The type of angina, co-morbidities, contra-indications and patient preference guides the choice of first-line agent. Beta-blockers are recommended for all patients with previous myocardial infarction and/ or heart failure as these have proven prognostic benefit in this context. Longer acting formulations that lack intrinsic sympathomimetic activity are preferred, at a dose titrated to achieve a target heart rate of 50–60 beats per minute.

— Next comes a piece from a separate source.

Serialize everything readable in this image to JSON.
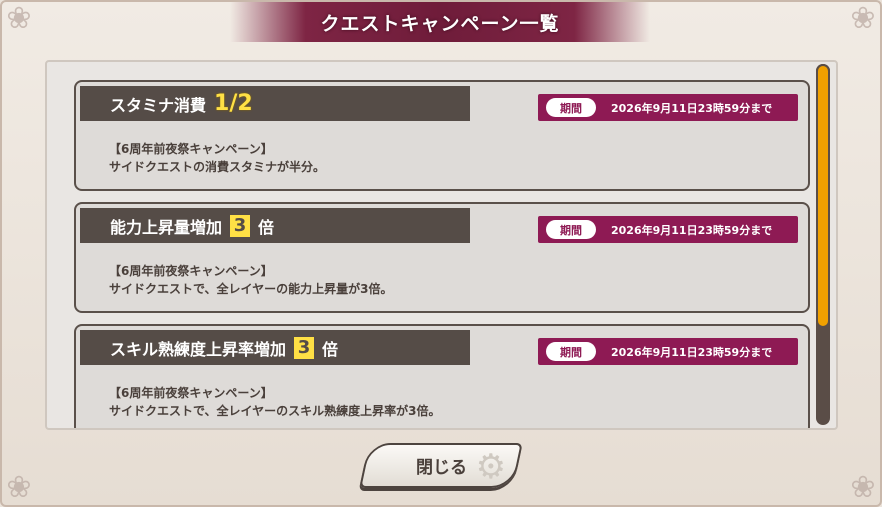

The potential prognostic benefit of beta-blockers in patients with angina alone has been extrapolated from post-myocardial infarction studies and current evidence is lacking [30]. For patients with asthma (or other contra-indications to beta-blockers), and those with primary vasospastic angina, calcium channel blockers are recommended. When a beta-blocker and a calcium channel blocker are used together in combination therapy, a non-rate limiting dihydropiridine (e.g. nifedipine) is advised.